The mistranslation is facilitated by a couple of aspects of Arabic orthography. First, Arabic text usually dispenses with the diacritics for short vowels known as ḥarakāt, leaving only long vowels represented. So "ميت" is a fine transliteration for English meat /mi:t/, but it could also represent the Arabic word mayyit 'dead' (derived from the verb māta مات 'die'). Second, since Arabic traditionally lacks the /p/ phoneme, loanwords with /p/ tend to be written with the letter for /b/, namely ب. Thus, "بول" could be a transliteration for either ball or Paul.

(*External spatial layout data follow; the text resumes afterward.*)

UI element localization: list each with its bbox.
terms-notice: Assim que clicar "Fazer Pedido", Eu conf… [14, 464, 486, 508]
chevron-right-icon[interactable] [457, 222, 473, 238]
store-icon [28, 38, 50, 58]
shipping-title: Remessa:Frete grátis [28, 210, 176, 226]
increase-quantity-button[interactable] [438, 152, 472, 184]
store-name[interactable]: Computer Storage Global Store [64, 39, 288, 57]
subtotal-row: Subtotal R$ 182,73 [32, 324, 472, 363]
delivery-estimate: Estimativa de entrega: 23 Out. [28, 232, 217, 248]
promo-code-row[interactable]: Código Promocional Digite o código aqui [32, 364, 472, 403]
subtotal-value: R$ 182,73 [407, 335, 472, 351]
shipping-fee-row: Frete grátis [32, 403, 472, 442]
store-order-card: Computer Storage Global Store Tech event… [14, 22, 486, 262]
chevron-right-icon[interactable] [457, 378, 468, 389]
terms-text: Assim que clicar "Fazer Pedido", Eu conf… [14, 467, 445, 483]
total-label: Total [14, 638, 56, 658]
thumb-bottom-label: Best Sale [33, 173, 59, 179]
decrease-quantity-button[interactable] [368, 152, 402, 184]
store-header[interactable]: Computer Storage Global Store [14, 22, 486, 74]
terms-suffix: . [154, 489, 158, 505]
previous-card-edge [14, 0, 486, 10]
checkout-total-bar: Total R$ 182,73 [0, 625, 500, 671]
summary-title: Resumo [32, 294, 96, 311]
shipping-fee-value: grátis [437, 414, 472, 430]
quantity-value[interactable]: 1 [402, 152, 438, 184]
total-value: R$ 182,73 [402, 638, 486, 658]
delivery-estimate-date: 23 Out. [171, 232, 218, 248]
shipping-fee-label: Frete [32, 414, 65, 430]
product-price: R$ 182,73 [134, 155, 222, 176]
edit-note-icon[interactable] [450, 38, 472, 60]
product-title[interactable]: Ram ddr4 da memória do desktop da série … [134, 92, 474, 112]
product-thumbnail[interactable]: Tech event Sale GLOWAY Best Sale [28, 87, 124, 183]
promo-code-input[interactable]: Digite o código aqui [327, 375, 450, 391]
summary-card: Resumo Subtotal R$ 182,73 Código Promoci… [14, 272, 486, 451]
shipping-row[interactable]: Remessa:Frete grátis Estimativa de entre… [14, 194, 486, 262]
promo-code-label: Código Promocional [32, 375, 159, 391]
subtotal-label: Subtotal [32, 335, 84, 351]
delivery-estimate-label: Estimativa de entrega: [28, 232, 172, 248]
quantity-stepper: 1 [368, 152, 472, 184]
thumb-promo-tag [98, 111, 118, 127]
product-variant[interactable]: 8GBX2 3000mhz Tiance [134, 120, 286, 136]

Google Translate can be ill-equipped to recognize such distinctions between translation and transliteration. And I suspect that Google's statistical approach to automatic translation is being misled by the frequency of the phrase "Paul is dead" in texts involving the persistent urban legend that Paul McCartney actually died in 1966. But who knows? Maybe the buffet sign is just a sly cross-linguistic wink from an Iraqi Beatles fan.
(Hat tip, Tal Linzen.)
Orin Hargraves said,
May 27, 2014 @ 11:36 am
Whether known to the perp or not, another fascinating sidenote is that بول (/boul/) is the Arabic word for urine.
[(bgz) Right — one of the Facebook commenters suggested the alternative translation, "urine of (a) corpse".]
Meesher said,
May 27, 2014 @ 12:07 pm
I got laughed at in my introductory Arabic class for saying my brother's name was 'Piss' – the name Paul is typically written as Latin-derived بولس (Bulus/Paulus) partly to avoid this.
This would suggest the person who produced this is unfamiliar with both English and Arabic. Or maybe Iraqi Arabic uses a different word for urine from the Standard/Egyptian/Levantine dialects?
Adam said,
May 27, 2014 @ 2:14 pm
Google Translate is particularly bad with Arabic; it often ignores perfectly Arabic words in favor of insisting that they approximately transliterate an English proper noun.
@Meesher: A native speaker probably wouldn't have a problem deducing whether بول meant 'Paul' or 'urine' (or the impv. būl or bawwal 'urinate!') in context.
@Orin/bgz: Technically, 'urine of a corpse' isn't a possible translation for ميت بول, the words would have to be the other way around.
Neil Dolinger said,
May 27, 2014 @ 2:17 pm
Thanks for the actual translation. I had thought it was really "I am the walrus".
Rubrick said,
May 27, 2014 @ 4:42 pm
Interestingly, this translation is only visible to those annoying people who go through the buffet line backwards.
Eric said,
May 27, 2014 @ 4:45 pm
@Neil,
Walrus is non-halal, so I think it must be "I am the eggman".
J. W. Brewer said,
May 27, 2014 @ 6:08 pm
Eric may or may not have been joking but I was curious enough to see what turned up when you google "is walrus halal" and apparently this is an issue on which different schools of Muslim jurisprudence have traditionally held different views. So now I am better informed than when I woke up this morning.
Nathan said,
May 27, 2014 @ 6:25 pm
Whether or not walrus is halal, an eggman is not.
Neil Dolinger said,
May 27, 2014 @ 6:35 pm
Requisite Wikilinks for those wondering what some of us are talking about:
http://en.wikipedia.org/wiki/Paul_is_dead
http://en.wikipedia.org/wiki/I_Am_the_Walrus
And to get even more meta,
http://en.wikipedia.org/wiki/Glass_Onion
Alex said,
May 27, 2014 @ 7:00 pm
I came here right after looking at Krugman's blog, so I thought….
richardelguru said,
May 28, 2014 @ 7:38 am
Neil, Eric and Nathan:
and it's the wrong record anyway!
Paul Wilkins said,
May 30, 2014 @ 1:40 pm
I've been called a meatbag before. But I'd prefer to not end up on the buffet table.